RDC:le Conseil de sécurité se réunit à huis clos après l’attaque de drone meurtrière à Goma

ACTUALITE.CD

Le Conseil de sécurité de l’ONU doit tenir mardi des consultations à huis clos sur la situation en RDC à la demande de la France, dans un contexte d’escalade des combats dans l’est du pays après une attaque de drone meurtrière à Goma.

La frappe, survenue le 11 mars dans la capitale de la province du Nord-Kivu, a tué une employée de l’UNICEF.

Plusieurs membres du Conseil devraient condamner cette attaque et rappeler la nécessité de protéger les civils et les travailleurs humanitaires.

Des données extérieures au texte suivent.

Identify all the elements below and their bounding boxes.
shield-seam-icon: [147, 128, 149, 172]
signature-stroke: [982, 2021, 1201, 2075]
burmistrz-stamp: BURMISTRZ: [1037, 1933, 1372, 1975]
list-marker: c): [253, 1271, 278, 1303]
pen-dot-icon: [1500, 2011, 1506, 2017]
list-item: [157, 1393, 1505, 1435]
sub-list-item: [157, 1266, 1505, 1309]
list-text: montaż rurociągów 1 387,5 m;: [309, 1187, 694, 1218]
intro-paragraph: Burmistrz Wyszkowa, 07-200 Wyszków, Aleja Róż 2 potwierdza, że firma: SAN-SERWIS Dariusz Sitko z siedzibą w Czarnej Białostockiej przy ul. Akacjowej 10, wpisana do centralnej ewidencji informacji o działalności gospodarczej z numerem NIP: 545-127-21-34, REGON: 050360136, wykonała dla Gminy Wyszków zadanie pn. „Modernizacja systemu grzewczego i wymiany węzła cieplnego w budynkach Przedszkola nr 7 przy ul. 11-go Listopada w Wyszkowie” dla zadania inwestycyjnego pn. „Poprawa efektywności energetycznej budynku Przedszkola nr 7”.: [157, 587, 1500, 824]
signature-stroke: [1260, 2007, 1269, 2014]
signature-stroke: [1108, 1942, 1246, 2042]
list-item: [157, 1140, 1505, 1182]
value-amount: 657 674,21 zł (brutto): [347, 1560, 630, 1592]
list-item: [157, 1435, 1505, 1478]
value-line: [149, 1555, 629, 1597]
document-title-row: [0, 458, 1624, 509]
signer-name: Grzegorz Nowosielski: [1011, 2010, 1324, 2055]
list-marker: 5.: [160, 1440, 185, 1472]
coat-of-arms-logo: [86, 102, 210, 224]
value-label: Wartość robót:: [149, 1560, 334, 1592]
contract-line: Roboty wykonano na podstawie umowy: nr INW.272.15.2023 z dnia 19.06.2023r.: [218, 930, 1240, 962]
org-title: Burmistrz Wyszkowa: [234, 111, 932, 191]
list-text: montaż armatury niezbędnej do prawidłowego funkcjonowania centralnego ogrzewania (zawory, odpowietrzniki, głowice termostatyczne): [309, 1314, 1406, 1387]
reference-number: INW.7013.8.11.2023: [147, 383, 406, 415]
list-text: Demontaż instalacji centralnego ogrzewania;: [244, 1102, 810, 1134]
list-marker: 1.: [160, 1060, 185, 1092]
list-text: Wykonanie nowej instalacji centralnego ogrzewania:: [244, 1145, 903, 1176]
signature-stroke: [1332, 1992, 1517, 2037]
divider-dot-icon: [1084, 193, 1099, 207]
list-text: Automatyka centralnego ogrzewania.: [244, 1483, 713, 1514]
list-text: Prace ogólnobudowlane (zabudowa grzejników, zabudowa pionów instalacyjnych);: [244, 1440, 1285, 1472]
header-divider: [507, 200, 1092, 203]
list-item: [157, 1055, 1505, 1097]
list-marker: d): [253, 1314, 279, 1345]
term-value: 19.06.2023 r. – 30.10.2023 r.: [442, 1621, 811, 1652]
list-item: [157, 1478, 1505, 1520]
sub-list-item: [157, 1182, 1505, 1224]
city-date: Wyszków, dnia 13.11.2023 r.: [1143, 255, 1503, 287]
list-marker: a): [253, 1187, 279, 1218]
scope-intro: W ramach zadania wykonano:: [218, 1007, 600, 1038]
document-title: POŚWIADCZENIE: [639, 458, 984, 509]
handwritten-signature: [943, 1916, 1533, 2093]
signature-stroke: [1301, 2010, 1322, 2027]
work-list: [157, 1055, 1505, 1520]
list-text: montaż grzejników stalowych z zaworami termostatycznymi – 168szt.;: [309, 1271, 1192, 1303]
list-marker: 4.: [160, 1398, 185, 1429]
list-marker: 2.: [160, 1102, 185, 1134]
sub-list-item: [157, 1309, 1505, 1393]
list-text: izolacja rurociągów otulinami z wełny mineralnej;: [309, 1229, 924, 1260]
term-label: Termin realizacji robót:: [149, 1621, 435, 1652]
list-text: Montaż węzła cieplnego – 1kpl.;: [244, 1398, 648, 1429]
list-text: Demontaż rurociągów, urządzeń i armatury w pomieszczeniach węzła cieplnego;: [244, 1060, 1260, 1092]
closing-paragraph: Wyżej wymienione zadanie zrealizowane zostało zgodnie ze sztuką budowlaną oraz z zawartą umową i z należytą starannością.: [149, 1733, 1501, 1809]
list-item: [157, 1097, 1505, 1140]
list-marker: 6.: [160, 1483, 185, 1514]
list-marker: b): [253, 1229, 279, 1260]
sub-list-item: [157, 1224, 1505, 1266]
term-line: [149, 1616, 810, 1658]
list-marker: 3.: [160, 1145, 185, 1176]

Dans un communiqué publié le 11 mars, la mission de l’ONU en RDC (MONUSCO) a souligné que les attaques visant le personnel des Nations unies pourraient constituer des crimes de guerre au regard du Statut de Rome.

L’incident a également été condamné par le président de la Commission de l’Union africaine, Mahmoud Ali Youssouf, qui a appelé le 12 mars à une enquête impartiale pour en établir les circonstances. L’Union européenne a formulé une demande similaire. Le gouvernement congolais a annoncé l’ouverture d’une enquête dans un communiqué publié le 13 mars.

Une note interne diffusée le 12 mars par le secrétariat de l’ONU indique que la MONUSCO a procédé à une première évaluation de la frappe, sans attribuer de responsabilité, renseignent des sources diplomatiques.

L’attaque intervient dans un contexte d’intensification de l’usage de drones armés dans l’est de la RDC, où les forces armées congolaises (FARDC) mènent une offensive contre la rébellion du Mouvement du 23 mars (M23).

Les discussions de mardi devraient également porter sur les efforts visant à instaurer un cessez-le-feu permanent. La résolution 2808 du Conseil de sécurité, adoptée le 19 décembre 2025 et renouvelant pour un an le mandat de la MONUSCO, exige que toutes les parties concrétisent sans délai leurs engagements en faveur d’un cessez-le-feu effectif et vérifiable.

Dans une lettre adressée au Conseil le 27 février, le secrétaire général de l’ONU a évoqué des progrès vers la mise en place d’un mécanisme de supervision et de vérification du cessez-le-feu (COVM), prévu dans le cadre du processus de Doha, une médiation menée par le Qatar entre le gouvernement congolais et le M23.

Le secrétaire général recommande une approche « progressive, adaptable et conditionnée » pour soutenir ce cessez-le-feu, incluant notamment le déploiement de deux bataillons d’infanterie légère, d’un bataillon de déploiement rapide et d’une équipe avancée d’évacuation médicale. Selon ce document, entre 1.500 et 2.500 soldats supplémentaires pourraient être nécessaires pour appuyer ces efforts dans le Nord-Kivu et le Sud-Kivu.

Le 2 mars, Washington a annoncé des sanctions contre quatre hauts responsables militaires rwandais et contre les forces de défense rwandaises (RDF) en tant qu’entité. Kinshasa a salué cette décision, tandis que Kigali l’a dénoncée comme « unilatérale ».